In K-NN whole data is classified into training and test sample data. In a classification problem, k nearest algorithm is implemented using the following steps.
- Pick a value for k, where k is the number of training examples in feature space.
- Calculate the distance of unknown data points from all the training examples.
- Search for the k observations in the training data that are nearest to the measurements of the unknown data point.
- Calculate the distance between the unknown data point and the training data.
- The training data which is having the smallest value will be declared as the nearest neighbor.
In the KNN-regression problem, the only difference is that the distance between training points and sample points is evaluated and the point with the lowest average distance is declared as the nearest neighbor. It predicts the result on the basis of the average of the total sum.
How to Choose the K Value?
Hence the value of k is chosen properly according to the need.
- If k is chosen large it will be less sensitive to noise and hence performance increases.
- If k is chosen small it will be able to capture fine structures if exist in the feature space.
- if k is too small it may lead to overfitting i.e. algorithm performs excellently on the training set and its performance degrades on unseen test data
The distance can be calculated in the following ways:
a. Euclidian distance,
b. Manhattan distance,
c. Weighted distance,
How to Choose the Weights?
For both classification and regression problems, the weighted distance method can be used to calculate the distance. Weights are assigned which signifies the contributions of the neighbors so that the nearer neighbors are assigned more weights showing more contribution than the average.
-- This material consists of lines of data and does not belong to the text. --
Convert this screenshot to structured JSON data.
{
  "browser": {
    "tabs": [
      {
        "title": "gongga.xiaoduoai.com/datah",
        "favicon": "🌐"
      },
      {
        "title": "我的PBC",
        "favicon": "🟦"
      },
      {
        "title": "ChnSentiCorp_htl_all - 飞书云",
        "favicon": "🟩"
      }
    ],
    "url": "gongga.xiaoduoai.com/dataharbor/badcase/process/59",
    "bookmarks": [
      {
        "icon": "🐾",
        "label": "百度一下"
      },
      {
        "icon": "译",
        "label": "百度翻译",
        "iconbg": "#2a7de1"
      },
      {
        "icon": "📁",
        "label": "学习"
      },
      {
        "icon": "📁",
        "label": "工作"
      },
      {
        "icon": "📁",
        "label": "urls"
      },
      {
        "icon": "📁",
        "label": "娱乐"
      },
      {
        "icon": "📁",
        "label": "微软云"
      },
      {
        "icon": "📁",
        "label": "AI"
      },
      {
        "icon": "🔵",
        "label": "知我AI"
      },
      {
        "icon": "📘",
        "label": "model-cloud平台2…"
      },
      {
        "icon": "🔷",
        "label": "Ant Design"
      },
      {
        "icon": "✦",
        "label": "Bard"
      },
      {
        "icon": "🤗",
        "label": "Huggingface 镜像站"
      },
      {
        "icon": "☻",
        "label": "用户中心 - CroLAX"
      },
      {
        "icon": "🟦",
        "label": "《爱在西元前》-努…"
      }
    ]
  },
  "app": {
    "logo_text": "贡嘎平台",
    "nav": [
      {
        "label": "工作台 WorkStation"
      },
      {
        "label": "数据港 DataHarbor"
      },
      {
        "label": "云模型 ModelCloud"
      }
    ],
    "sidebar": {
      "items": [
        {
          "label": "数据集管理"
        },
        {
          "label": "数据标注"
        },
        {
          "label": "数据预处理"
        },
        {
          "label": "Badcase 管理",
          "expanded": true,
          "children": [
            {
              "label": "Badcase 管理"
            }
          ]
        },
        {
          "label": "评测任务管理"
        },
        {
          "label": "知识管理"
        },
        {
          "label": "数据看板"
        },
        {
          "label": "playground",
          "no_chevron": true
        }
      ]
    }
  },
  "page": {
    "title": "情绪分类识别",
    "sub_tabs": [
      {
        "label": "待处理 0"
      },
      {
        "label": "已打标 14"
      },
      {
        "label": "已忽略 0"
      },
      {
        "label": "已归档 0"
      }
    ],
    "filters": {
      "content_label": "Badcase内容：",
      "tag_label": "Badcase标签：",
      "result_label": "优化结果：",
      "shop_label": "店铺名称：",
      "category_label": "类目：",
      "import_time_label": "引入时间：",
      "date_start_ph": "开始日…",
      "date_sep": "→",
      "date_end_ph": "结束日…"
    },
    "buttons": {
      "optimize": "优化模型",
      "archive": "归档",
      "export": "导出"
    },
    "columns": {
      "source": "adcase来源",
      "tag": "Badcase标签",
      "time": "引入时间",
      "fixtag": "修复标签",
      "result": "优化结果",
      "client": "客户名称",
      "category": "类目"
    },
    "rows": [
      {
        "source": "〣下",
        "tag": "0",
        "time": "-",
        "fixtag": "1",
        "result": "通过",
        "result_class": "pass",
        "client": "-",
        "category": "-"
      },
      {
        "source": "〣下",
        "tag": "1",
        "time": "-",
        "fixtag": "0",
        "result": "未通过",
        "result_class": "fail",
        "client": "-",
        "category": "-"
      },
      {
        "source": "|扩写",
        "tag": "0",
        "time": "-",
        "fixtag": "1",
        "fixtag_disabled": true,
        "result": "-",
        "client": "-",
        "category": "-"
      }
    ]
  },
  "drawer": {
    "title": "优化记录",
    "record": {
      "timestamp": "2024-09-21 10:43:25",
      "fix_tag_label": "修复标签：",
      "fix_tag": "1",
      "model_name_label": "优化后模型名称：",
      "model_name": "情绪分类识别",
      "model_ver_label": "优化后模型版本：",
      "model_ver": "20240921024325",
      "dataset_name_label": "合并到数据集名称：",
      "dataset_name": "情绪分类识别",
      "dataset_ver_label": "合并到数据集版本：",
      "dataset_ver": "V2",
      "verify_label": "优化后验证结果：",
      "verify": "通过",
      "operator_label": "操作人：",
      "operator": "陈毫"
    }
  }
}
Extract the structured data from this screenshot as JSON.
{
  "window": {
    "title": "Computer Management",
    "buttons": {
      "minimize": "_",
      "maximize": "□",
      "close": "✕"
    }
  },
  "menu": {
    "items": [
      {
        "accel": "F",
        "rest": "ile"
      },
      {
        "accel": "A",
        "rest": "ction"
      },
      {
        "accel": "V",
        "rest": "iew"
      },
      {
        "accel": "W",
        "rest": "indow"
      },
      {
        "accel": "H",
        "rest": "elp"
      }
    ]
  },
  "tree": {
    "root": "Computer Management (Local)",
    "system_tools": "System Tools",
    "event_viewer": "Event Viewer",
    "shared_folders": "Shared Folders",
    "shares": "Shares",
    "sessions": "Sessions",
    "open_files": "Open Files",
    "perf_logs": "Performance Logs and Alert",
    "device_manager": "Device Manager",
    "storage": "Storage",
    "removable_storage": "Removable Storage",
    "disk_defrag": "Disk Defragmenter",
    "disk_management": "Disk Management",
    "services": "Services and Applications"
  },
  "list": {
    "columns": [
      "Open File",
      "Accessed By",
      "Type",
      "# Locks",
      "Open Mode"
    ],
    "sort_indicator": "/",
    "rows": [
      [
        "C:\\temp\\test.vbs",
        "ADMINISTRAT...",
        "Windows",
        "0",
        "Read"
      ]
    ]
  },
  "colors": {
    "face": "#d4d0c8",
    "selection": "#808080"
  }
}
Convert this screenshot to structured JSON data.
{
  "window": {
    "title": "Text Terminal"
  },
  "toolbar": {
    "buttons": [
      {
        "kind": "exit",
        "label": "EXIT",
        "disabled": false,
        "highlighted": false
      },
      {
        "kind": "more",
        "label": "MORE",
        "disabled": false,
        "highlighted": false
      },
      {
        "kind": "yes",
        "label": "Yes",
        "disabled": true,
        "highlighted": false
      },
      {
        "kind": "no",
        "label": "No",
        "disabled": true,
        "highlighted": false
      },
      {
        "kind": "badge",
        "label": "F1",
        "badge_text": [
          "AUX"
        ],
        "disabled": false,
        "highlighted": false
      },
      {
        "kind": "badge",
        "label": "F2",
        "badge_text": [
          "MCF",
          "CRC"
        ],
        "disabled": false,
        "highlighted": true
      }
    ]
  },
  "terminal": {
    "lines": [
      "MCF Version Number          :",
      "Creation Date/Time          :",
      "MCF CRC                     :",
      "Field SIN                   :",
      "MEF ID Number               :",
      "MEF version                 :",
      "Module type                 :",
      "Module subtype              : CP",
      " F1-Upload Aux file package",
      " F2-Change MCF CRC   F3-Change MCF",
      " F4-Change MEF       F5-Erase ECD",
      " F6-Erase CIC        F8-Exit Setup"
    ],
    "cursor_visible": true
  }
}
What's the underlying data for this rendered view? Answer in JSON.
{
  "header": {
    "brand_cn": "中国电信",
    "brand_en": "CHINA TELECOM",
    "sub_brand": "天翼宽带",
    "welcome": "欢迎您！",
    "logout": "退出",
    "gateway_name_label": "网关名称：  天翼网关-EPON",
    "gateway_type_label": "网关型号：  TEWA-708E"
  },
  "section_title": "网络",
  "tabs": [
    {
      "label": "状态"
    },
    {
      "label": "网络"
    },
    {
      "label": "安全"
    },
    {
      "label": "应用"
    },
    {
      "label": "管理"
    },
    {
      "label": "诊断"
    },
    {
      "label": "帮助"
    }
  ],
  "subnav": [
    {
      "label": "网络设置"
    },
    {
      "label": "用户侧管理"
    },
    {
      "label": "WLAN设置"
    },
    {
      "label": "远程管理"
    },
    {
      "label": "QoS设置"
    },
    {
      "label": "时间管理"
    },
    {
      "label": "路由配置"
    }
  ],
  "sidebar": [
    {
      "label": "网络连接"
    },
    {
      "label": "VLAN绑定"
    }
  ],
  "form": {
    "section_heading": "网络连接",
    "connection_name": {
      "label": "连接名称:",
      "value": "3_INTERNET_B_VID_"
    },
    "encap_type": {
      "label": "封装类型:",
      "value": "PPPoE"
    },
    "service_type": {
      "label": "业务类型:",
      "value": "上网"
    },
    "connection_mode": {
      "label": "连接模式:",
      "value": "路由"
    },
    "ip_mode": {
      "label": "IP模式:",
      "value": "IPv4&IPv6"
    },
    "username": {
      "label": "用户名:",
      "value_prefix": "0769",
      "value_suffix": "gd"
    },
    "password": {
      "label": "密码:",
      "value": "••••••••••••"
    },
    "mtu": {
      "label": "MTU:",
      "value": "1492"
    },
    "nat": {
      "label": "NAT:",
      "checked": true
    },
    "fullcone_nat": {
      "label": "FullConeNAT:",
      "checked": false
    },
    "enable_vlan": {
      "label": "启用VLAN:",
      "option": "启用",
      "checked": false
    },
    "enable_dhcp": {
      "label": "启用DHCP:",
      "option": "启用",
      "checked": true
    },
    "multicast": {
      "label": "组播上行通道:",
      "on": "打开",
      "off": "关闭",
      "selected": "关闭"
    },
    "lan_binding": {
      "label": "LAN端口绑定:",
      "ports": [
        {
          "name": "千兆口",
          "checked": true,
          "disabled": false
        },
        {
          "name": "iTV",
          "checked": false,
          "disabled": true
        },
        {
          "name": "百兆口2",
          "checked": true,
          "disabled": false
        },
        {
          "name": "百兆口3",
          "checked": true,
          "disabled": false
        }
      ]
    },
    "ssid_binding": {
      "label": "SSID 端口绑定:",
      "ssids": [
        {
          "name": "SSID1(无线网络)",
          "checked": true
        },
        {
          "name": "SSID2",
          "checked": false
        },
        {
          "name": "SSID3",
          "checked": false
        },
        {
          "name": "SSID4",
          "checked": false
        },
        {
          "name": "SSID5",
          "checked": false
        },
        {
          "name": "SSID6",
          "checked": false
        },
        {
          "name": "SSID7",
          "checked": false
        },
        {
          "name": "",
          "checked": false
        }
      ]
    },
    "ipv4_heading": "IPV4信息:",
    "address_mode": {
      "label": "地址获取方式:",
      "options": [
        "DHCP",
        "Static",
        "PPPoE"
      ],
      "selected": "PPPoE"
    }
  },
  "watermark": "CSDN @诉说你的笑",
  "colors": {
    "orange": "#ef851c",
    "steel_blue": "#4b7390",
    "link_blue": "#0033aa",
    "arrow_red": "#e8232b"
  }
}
Weights can be chosen as :
- wi = 1/ k
- wi ∼ 1 − ||xi − xo ||
- wi ∼ k − rank ||xi − xo ||
1. The first technique states that by providing different weights to the nearest neighbor improvement in the prediction can be achieved. In such cases, important attributes are given larger weights and less important attributes are given smaller weights.
2. There are two classical algorithms that can improve the speed of the nearest neighbor search.
We have given a set of N points in D-dimensional space and an unlabeled example q. We need to find the point that minimizes the distance to q. The KNN approach becomes impractical for large values of N and D.
There are two classical algorithms that speed up the nearest neighbor search.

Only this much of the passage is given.